Rumah Hadian
“kang, si Ati sudah beli mobil baru
Si Ita juga sudah punya perhiasan mahal”
Huruf-huruf berceceran di atas mesin ketik
Ia menenangkan
“ya sudah, besok-besok kita beli rumah yang lebih besar, ya”
“serius kang?”
“iya janji”, senyumnya.
Hari demi hari
Ia semakin betah menjadi pengarang, hatiku tak tega melihatnya begadang dari siang ke subuh, dari subuh ke siang.
Mesin ketiknya pun mulai sakit-sakitan
Sesekali mengaduh dan melenguh panjang.
Suatu larut, aku menyandar di pundaknya
Tercium bau ketiak yang menyengat
Kusentuh rambut gondrongnya yang berantakan, aku berbisik pelan
“sudah kang, jangan memaksakan diri”
Ia mencium bibirku dan berkata
“aku hanya ingin memberikan kebahagiaan pada kekasih yang kucintai ini”
Aku terenyuh
Diam-diam dalam sajaknya, dia telah membuatkanku sebuah rumah besar di bawah langit hijau
Lampu benderang
menatap daun-daun yang melempai.
Sungguh demi apapun,
Aku menyesal menjadi peminta.
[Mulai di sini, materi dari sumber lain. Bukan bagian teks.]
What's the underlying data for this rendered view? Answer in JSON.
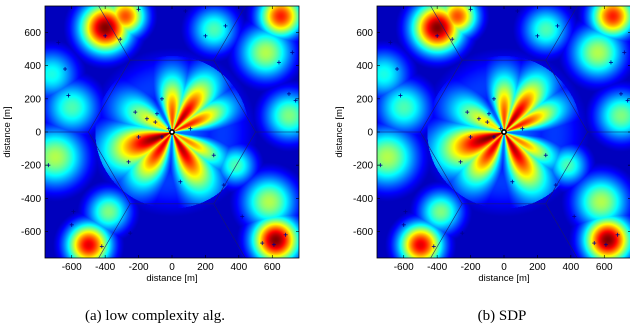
{
  "chart_data": [
    {
      "type": "heatmap",
      "title": "",
      "caption": "(a) low complexity alg.",
      "xlabel": "distance [m]",
      "ylabel": "distance [m]",
      "xlim": [
        -760,
        760
      ],
      "ylim": [
        -760,
        760
      ],
      "xticks": [
        -600,
        -400,
        -200,
        0,
        200,
        400,
        600
      ],
      "yticks": [
        600,
        400,
        200,
        0,
        -200,
        -400,
        -600
      ],
      "colormap": "jet",
      "grid": false,
      "users": [
        [
          -100,
          60
        ],
        [
          -60,
          -30
        ],
        [
          -200,
          -30
        ],
        [
          -150,
          80
        ],
        [
          -260,
          -180
        ],
        [
          -220,
          120
        ],
        [
          -60,
          200
        ],
        [
          -400,
          580
        ],
        [
          -310,
          560
        ],
        [
          -90,
          110
        ],
        [
          -20,
          20
        ],
        [
          200,
          580
        ],
        [
          110,
          20
        ],
        [
          50,
          -300
        ],
        [
          250,
          -140
        ],
        [
          -640,
          380
        ],
        [
          -740,
          -200
        ],
        [
          -590,
          -480
        ],
        [
          -600,
          -560
        ],
        [
          -420,
          -690
        ],
        [
          -250,
          -610
        ],
        [
          310,
          -320
        ],
        [
          420,
          -510
        ],
        [
          540,
          -670
        ],
        [
          610,
          -680
        ],
        [
          680,
          -620
        ],
        [
          740,
          190
        ],
        [
          700,
          230
        ],
        [
          640,
          420
        ],
        [
          720,
          480
        ],
        [
          320,
          640
        ],
        [
          80,
          730
        ],
        [
          -200,
          740
        ],
        [
          -620,
          220
        ],
        [
          -680,
          540
        ]
      ]
    },
    {
      "type": "heatmap",
      "title": "",
      "caption": "(b) SDP",
      "xlabel": "distance [m]",
      "ylabel": "distance [m]",
      "xlim": [
        -760,
        760
      ],
      "ylim": [
        -760,
        760
      ],
      "xticks": [
        -600,
        -400,
        -200,
        0,
        200,
        400,
        600
      ],
      "yticks": [
        600,
        400,
        200,
        0,
        -200,
        -400,
        -600
      ],
      "colormap": "jet",
      "grid": false,
      "users": [
        [
          -100,
          60
        ],
        [
          -60,
          -30
        ],
        [
          -200,
          -30
        ],
        [
          -150,
          80
        ],
        [
          -260,
          -180
        ],
        [
          -220,
          120
        ],
        [
          -60,
          200
        ],
        [
          -400,
          580
        ],
        [
          -310,
          560
        ],
        [
          -90,
          110
        ],
        [
          -20,
          20
        ],
        [
          200,
          580
        ],
        [
          110,
          20
        ],
        [
          50,
          -300
        ],
        [
          250,
          -140
        ],
        [
          -640,
          380
        ],
        [
          -740,
          -200
        ],
        [
          -590,
          -480
        ],
        [
          -600,
          -560
        ],
        [
          -420,
          -690
        ],
        [
          -250,
          -610
        ],
        [
          310,
          -320
        ],
        [
          420,
          -510
        ],
        [
          540,
          -670
        ],
        [
          610,
          -680
        ],
        [
          680,
          -620
        ],
        [
          740,
          190
        ],
        [
          700,
          230
        ],
        [
          640,
          420
        ],
        [
          720,
          480
        ],
        [
          320,
          640
        ],
        [
          80,
          730
        ],
        [
          -200,
          740
        ],
        [
          -620,
          220
        ],
        [
          -680,
          540
        ]
      ]
    }
  ]
}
Aku bersumpah untuk memeluknya, mendekapnya sampai habis usia.
Toilet, 2020
Malam Minggu
Hujan di malam minggu
Hujan dalam kepalaku
Aku berlari
Sembunyi
Menepi pada pohon-pohon
Tiba-tiba badai
Berkecamuk
Menghabisi seluruh masa lalu
Tinggal ingatan
Senyummu mekar
Di langit yang memudar
Awan tebal
Guntur dan petir menyambar
Aku kehilangan semua tentang
Tapi tidak dengan janjiku padamu
Untuk pulang sebelum habis malam minggu
Kamar mandi, 2020
Kipas Angin
Aku ingin kipas angin itu berputar ke kiri
Baling-balingnya menyangkut di perut
Dan gemuruh lebih menderu
Aku ingin kau sependapat denganku
Cukup jangan ke kanan
Kanan perlambang keberuntungan
Sesekali hidup perlu sial
Benar, bukan?
Sesekali tinggalkan otakmu
Biarkan mesin menolak bekerja
Akulah kejahatan
Akulah perempuan
Kamar mandi, 2020
Kaki Yang Terkilir
Kakimu terkilir
Di sebuah simpang yang basah
Air tak mengalir di rawa-rawa
Tak di langit
Tak di akar pohon
Tak di matamu
Hatimu cedera
Kesedihan menggelinding seperti bola salju begitu saja
Serba tiba-tiba
Pagi tadi kau mengaduh sakit
Berkali-kali kakimu terkilir
Dan diam-diam aku membukakanmu pintu
2020
Melayat
Ada yang berguguran dari ujung kerudung
Mawar putih dan tulip kuncup
Berceceran sepanjang pekuburan
Doa tabah bertebaran
Mengakrabi nisan-nisan
Kau seka yang berlinang di pelupuk
Dengan jari-jari sepi yang lentik
Ngilu
Dalam setiap ratap kelabu
“relakan, relakan yang pergi darimu”
Isak silu memenuhi semua penjuru
2020
Khossinah, kelahiran Sumenep, 20 Maret 2002. Aktif di Kelas Puisi Bekasi A. Beberapa puisinya dimuat di media massa dan antologi bersama, di antaranya : Surat Berdarah di antara Gelas Retak (2019), Kenangan (2018), Cinta karena cinta (2019), Creative Student Day (2020), Rantau “Dari Negeri Poci 10” (2020), Koran Radar Madura, Radar Cirebon, Minggu Post, Travesia, Mbludus dan Puisipedia.